As with other forms of malware, security software might not detect a ransomware payload, or, especially in the case of encrypting payloads, only after encryption is under way or complete, particularly if a new version unknown to the protective software is distributed. If an attack is suspected or detected in its early stages, it takes some time for encryption to take place; immediate removal of the malware (a relatively simple process) before it has completed would stop further damage to data, without salvaging any already lost.
Alternately, new categories of security software, specifically deception technology, can detect ransomware without using a signature-based approach. Deception technology utilizes fake SMB shares which surround real IT assets. These fake SMB data shares deceive ransomware, tie the ransomware up encrypting these false SMB data shares, alert and notify cyber security teams which can then shut down the attack and return the organization to normal operations. There are multiple vendors that support this capability with multiple announcements in 2016.

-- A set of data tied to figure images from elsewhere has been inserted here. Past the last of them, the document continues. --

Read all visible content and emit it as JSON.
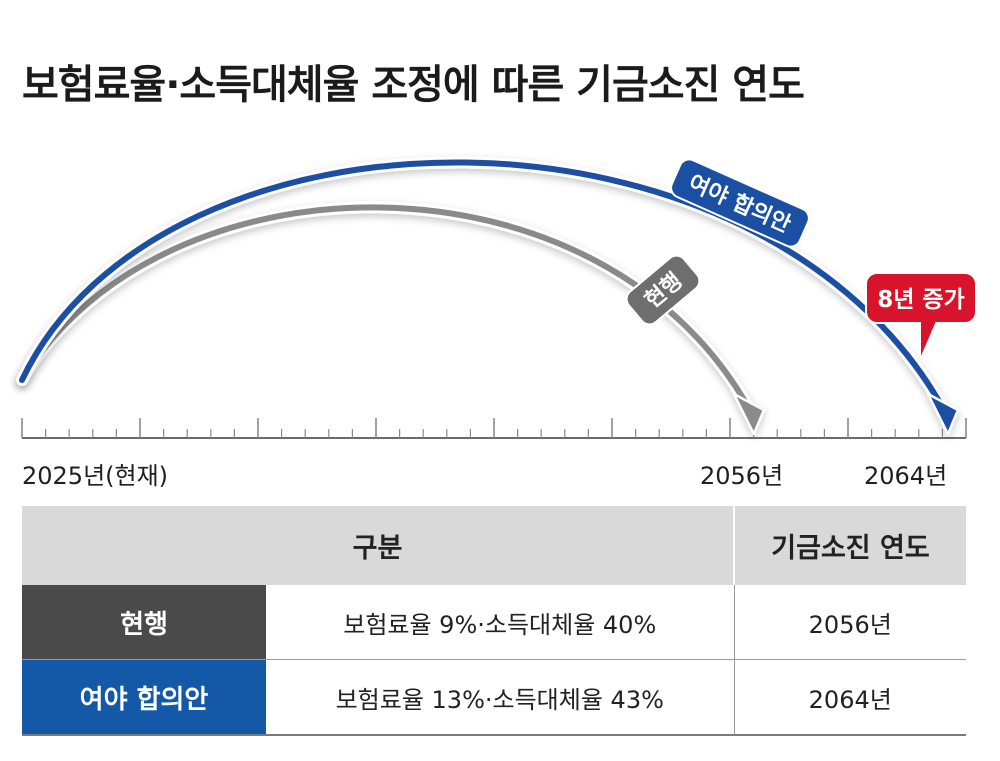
{
  "title": "보험료율·소득대체율 조정에 따른 기금소진 연도",
  "chart_data": {
    "type": "arc-timeline",
    "x_start": 2025,
    "x_end": 2064,
    "axis_labels": [
      {
        "year": 2025,
        "text": "2025년(현재)"
      },
      {
        "year": 2056,
        "text": "2056년"
      },
      {
        "year": 2064,
        "text": "2064년"
      }
    ],
    "series": [
      {
        "name": "현행",
        "start": 2025,
        "end": 2056,
        "color": "#8a8a8a"
      },
      {
        "name": "여야 합의안",
        "start": 2025,
        "end": 2064,
        "color": "#1a4fa3"
      }
    ],
    "callout": {
      "text": "8년 증가",
      "color": "#d7142b"
    }
  },
  "table": {
    "headers": {
      "category": "구분",
      "year": "기금소진 연도"
    },
    "rows": [
      {
        "name": "현행",
        "desc": "보험료율 9%·소득대체율 40%",
        "year": "2056년",
        "color": "#4a4a4a"
      },
      {
        "name": "여야 합의안",
        "desc": "보험료율 13%·소득대체율 43%",
        "year": "2064년",
        "color": "#1459a8"
      }
    ]
  }
}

Security experts have suggested precautionary measures for dealing with ransomware. Using software or other security policies to block known payloads from launching will help to prevent infection, but will not protect against all attacks. Keeping "offline" backups of data stored in locations inaccessible to the infected computer, such as external storage drives, prevents them from being accessed by the ransomware, thus accelerating data restoration.
There are a number of tools intended specifically to decrypt files locked by ransomware, although successful recovery may not be possible. If the same encryption key is used for all files, decryption tools use files for which there are both uncorrupted backups (plaintext in the jargon of cryptanalysis) and encrypted copies; recovery of the key, if it is possible, may take several days.